Михаську даже дернуло. В первом классе он забивал зачем-то гвоздик в стенку, рядом с электрическим проводом, и задел за него. Провод был старый и, видно, пропускал ток. Михаську тряхануло так, что он слетел с табуретки. Его прошиб холодный пот, и он долго тогда не мог опомниться.

Сейчас он будто опять задел оголенный провод.

Вчера они еще лопали с Катькой мороженое. А сегодня она в милиции. Когда ее сумели поймать? Ну да, все правильно, рынок с шести.

– Как же?! – говорила Ивановна. – Как же?!

И смотрела то на отца, то на мать так, точно ее предали.

– Верочка! – сказала она матери. – Что ты молчишь? Ведь ради Михасика все это вышло. Помнишь, как было тебе неудобно тогда? Помнишь, как вы Катю уговаривали? Я ведь была не против… Не против… И платили вы хорошо, не обижаюсь. Но сейчас-то, сейчас?..
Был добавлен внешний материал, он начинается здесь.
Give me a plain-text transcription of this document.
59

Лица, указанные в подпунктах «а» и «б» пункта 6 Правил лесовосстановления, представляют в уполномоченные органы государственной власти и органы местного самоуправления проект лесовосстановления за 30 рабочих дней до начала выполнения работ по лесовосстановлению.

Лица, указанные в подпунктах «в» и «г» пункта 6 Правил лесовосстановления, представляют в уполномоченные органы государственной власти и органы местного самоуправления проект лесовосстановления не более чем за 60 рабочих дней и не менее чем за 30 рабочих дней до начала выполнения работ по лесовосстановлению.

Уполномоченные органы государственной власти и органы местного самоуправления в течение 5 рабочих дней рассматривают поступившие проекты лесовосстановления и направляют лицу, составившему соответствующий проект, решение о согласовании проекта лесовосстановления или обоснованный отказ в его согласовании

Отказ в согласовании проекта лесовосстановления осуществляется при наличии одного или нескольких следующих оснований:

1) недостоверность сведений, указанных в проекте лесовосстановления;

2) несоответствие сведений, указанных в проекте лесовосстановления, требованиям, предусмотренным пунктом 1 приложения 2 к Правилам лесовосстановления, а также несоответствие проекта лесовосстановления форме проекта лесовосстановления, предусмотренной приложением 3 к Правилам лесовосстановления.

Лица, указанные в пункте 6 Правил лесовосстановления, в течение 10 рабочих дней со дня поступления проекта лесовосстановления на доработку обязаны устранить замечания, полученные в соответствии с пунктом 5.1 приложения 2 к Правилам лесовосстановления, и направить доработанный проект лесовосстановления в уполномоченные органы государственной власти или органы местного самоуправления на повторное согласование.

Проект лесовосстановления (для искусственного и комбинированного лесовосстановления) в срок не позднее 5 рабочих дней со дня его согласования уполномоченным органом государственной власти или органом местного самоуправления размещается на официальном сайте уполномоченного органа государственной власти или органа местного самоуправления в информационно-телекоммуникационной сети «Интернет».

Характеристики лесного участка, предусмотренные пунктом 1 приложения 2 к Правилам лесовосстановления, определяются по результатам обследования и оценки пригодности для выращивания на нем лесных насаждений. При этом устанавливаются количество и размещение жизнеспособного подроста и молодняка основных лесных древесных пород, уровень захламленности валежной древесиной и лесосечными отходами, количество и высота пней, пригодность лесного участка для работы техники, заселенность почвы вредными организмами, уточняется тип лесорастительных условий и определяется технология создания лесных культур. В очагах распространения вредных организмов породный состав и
Михаська подумал, что он как будто и не спал. Просто продолжается вчерашний день. И позавчерашний. И позапозавчерашний. Тянется какой-то длинный-длинный день. Он почувствовал, как страшно, просто до изнеможения устал он за этот длинный день. Скоро ли он кончится? Скоро ли наступит конец, чтоб можно было лечь и спокойно выспаться? И чтоб никого вокруг. Один на всем свете…

Михаська вздохнул и посмотрел на отца. Он, наверное, первый раз так внимательно на него посмотрел с того дня, как увидел во дворе в голубой майке. Серые глаза не сияли звездочками, как в тот раз. Они даже серыми не были. Просто какие-то выцветшие глаза. И одно веко подрагивает. Трясется, и все.